The original Fiants were destroyed in a fire in 1922, but fortunately the material had been calendared and published attached to the reports of the Deputy Keeper of Public Records of Ireland between 1875 to 1890. This was indeed fortunate, because even where a Letter Patent was issued in London the preliminary Fiant usually contained more information about individuals than the formal document. This is of particular importance in relation to the ‘Surrender and Regrant’ policy which was designed to bring the Irish chiefs within the usual feudal–based land ownership and allegiance structure of the English Crown.

The process of Surrender and Regrant could be protracted. It required the incumbent owner, usually Irish, to surrender his lands to the Crown so that they could then be regrant to him with a formal Crown title. Problems could arise due to there being more than one claimant for the land. At times the concept of territories effectively being in common ownership by the ‘clan’ was in conflict with ‘chiefs’ seizing the opportunity to convert them to personal fiefdoms. Thus when a ‘pardon’ or regrant was issued, the Fiant often mentioned not just the chiefs but also the members of their extended families as well as other tenants, and even their gallowglasses (mercenary Scottish West Highland soldiers).
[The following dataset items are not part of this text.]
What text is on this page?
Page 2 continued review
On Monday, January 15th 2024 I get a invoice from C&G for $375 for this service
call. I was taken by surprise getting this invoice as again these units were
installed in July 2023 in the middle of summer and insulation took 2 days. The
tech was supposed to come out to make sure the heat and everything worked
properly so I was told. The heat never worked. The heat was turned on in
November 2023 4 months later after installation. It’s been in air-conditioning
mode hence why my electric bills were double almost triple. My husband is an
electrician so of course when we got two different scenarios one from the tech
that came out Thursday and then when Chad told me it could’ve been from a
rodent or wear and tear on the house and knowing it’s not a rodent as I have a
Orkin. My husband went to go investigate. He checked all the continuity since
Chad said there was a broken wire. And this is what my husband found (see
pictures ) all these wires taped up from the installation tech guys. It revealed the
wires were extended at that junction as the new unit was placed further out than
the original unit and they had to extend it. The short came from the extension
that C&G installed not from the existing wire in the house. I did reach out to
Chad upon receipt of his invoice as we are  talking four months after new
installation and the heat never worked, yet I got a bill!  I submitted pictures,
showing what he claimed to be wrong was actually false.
This list of family and tenants would of course also include any poets or harpers employed by that chief, so their presence in the Fiant did not imply that they themselves were being specifically pardoned due to having committed an offence. Unfortunately the practice of extracting the names of these people from the Fiants without any context has misleadingly merged all of them into one common group, so that those who under the ‘regrant’ policy were effectively bystanders became combined in popular thought along with those people whose ‘pardons’ were actually for having broken the law.